In a note released on Tuesday, Nomura cautioned that sharply declining mobility may exaggerate the hit to economic activity.

“The sharp drop in NIBRI suggests that the rolling state-wide lockdowns are hurting sequential growth,” Nomura economists Sonal Varma and Aurodeep Nandi said in the note.

The tracker monitors high frequency indicators such as mobility indices, power demand and labour participation rate.

The fall in NIBRI continued to be driven by declining mobility as Google’s workplace, and retail and recreation mobility indices fell by 10 percentage points each over the week, while the Apple driving index shrank 8 percentage points, Nomura said.

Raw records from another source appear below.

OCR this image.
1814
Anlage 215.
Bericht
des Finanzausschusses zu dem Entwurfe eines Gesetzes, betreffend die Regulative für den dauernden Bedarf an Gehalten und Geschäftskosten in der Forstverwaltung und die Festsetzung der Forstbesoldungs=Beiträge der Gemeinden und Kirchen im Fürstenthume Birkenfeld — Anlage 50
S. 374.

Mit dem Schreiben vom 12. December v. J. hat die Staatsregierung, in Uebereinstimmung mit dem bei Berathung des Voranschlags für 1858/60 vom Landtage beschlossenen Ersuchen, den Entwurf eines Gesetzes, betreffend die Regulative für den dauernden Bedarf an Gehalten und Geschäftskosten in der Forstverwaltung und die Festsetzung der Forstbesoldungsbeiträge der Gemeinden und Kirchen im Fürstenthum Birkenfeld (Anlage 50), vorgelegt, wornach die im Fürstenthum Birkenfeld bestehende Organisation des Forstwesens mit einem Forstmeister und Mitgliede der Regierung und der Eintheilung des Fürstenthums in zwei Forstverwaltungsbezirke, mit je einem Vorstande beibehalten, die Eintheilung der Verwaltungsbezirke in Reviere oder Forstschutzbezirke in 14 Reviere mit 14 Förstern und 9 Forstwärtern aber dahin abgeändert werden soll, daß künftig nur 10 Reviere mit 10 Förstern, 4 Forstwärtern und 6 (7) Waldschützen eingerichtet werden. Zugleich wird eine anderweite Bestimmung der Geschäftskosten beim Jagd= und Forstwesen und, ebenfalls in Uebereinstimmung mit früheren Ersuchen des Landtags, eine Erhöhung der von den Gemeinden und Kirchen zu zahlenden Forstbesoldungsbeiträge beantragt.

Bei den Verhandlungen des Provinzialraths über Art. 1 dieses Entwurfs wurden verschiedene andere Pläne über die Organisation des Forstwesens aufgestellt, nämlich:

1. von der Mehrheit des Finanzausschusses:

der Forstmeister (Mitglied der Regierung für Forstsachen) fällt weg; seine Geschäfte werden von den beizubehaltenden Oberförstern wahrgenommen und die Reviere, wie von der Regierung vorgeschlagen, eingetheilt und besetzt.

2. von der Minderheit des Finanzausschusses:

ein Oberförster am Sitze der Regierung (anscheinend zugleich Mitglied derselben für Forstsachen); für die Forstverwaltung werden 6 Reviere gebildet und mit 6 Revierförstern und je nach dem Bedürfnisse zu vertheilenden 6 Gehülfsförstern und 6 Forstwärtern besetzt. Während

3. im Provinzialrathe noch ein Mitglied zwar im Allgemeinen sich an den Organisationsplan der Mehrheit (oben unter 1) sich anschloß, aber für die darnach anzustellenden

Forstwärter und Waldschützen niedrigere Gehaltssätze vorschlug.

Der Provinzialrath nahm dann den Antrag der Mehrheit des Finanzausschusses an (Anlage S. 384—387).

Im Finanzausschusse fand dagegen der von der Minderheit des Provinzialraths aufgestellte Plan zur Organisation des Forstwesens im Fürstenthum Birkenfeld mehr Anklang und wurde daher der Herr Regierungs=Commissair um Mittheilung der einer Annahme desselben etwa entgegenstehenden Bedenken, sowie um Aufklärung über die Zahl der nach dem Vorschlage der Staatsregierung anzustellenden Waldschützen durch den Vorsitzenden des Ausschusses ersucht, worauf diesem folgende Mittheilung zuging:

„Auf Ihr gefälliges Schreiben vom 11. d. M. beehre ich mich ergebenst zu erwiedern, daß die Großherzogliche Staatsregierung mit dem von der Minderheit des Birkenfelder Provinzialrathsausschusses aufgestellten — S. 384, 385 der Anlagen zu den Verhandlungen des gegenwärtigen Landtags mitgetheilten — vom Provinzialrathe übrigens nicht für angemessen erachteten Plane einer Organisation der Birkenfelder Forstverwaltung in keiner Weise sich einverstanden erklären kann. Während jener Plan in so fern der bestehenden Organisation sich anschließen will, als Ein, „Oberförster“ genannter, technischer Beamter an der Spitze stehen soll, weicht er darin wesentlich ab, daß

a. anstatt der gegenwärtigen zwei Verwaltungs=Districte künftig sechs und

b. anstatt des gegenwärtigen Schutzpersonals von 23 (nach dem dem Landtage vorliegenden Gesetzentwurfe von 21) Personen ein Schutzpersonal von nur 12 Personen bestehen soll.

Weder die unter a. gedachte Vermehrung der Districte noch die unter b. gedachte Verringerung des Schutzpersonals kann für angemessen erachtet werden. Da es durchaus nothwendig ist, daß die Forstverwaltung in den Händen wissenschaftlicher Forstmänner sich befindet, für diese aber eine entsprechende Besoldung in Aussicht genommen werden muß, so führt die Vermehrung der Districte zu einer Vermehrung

Power demand contracted 4.1% on a weekly basis even as the labour participation rate rose 41.3% over 38.9% a week before.

India recorded 329,942 fresh cases of Covid-19 and 3,876 deaths in 24 hours, as per official data released on Tuesday morning. The Centre has said it will not impose a blanket lockdown, but a number of states have imposed restrictions on movement to check the rapid spread of the virus.

Nomura recently slashed its growth projection for India for the current financial year to 10.8% from 12.6% as the recent lockdowns impacted the momentum of the country’s economic recovery after last year’s lockdowns.

However, the Japanese financial services major expects the second quarter to be better for the Indian economy. “We expect a localised hit in Q2 and believe that medium-term tailwinds (vaccine pivot, global recovery, easy financial conditions) remain intact,” the company said in its note.